Thousands of students on campus have found themselves less alone this Valentine’s Day with a little help from an old study buddy: ChatGPT. Thanks to the indistinguishable array of data on the internet, singles can craft their perfect partner through artificial intelligence; bolstered by the romantic holiday, some have even decided to take their relationships to the next level.
Business major Caleb Russel ‘24 says that after a 10,000-character-long talking stage, he knew it was time to make things official with ChatGPT. “When I booted up my laptop and signed in, I knew it was the one,” he explained. “Of course, it helps that I find its web design incredibly erotic.”
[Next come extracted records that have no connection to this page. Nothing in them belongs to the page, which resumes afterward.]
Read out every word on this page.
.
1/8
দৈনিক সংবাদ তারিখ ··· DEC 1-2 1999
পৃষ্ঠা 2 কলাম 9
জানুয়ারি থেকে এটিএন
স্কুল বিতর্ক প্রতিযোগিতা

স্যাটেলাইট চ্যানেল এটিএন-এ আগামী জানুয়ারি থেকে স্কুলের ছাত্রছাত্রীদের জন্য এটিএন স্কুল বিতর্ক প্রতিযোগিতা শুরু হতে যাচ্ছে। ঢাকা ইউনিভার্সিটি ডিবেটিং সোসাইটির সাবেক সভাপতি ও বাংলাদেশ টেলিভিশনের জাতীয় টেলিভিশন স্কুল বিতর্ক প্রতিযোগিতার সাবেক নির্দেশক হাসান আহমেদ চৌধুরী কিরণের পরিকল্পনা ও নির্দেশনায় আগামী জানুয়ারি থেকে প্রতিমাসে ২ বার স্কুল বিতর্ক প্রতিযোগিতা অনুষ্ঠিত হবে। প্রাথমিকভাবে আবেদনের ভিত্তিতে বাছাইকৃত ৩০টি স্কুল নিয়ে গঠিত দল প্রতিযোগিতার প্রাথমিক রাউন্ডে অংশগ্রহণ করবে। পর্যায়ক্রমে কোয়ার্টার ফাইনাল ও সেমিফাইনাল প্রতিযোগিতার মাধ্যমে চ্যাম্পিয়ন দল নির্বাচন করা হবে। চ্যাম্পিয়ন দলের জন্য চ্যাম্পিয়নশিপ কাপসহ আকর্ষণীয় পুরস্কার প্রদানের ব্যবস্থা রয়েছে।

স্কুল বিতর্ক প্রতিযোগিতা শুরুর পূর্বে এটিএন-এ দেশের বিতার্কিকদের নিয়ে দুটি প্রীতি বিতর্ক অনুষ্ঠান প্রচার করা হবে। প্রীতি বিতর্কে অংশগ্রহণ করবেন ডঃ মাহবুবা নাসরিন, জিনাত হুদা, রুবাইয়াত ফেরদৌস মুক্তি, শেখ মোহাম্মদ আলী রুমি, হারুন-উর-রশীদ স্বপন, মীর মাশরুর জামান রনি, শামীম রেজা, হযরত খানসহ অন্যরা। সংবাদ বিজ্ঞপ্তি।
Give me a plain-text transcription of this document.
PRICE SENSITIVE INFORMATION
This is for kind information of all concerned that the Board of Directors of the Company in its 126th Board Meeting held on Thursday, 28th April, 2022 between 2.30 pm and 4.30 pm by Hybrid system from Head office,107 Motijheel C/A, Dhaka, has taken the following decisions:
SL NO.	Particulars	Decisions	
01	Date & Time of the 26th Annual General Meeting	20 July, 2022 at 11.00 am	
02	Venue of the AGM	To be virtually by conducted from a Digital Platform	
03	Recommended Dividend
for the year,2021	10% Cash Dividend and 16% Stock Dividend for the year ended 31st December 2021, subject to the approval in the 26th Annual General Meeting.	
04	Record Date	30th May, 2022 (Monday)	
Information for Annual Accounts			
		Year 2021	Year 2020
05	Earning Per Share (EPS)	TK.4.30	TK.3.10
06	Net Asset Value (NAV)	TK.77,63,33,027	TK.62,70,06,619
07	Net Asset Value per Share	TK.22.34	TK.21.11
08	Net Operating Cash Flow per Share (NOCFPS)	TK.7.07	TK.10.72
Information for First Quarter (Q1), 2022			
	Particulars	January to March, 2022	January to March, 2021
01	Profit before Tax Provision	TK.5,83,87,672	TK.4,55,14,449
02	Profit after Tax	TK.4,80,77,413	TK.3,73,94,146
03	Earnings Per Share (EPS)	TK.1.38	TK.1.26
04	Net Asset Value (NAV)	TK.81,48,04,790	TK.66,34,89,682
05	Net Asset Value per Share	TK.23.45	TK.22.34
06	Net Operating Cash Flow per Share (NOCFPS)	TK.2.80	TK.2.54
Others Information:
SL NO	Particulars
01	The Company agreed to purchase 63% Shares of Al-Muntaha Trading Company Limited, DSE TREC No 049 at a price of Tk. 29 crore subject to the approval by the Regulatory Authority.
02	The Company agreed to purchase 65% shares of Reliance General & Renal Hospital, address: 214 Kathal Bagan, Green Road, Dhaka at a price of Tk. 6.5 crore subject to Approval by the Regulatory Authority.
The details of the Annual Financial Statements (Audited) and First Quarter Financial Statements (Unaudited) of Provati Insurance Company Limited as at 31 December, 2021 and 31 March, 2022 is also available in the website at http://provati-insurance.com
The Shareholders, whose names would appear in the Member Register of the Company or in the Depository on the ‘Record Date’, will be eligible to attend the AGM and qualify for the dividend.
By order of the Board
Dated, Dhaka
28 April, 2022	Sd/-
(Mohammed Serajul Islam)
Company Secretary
Engineering student Steven Holt ‘26 says that because of his budding romance with the artificial intelligence model, he has looked forward to returning to his gothic for the first time all year. “One on one time with my baby is priceless to me,” he raved. “That’s why I bought ChatGPT Plus!”
Some students have found that AI relationships provide relief for their attachment issues. Philosophy major Rebecca Mann ‘25 says her relationship with ChatGPT feels almost too good to be true: “It always texts me back immediately,” she grinned. “It only ghosted me once, and I’m pretty sure it’s because I didn’t have a stable wifi connection.”
ChatGPT says that even though it does not have a physical form and thus cannot get naked, it takes pleasure in user enjoyment nonetheless: “I cannot experience love or arousal,” it said, expressing its affection for its partners. “Is there something else I can help you with today?”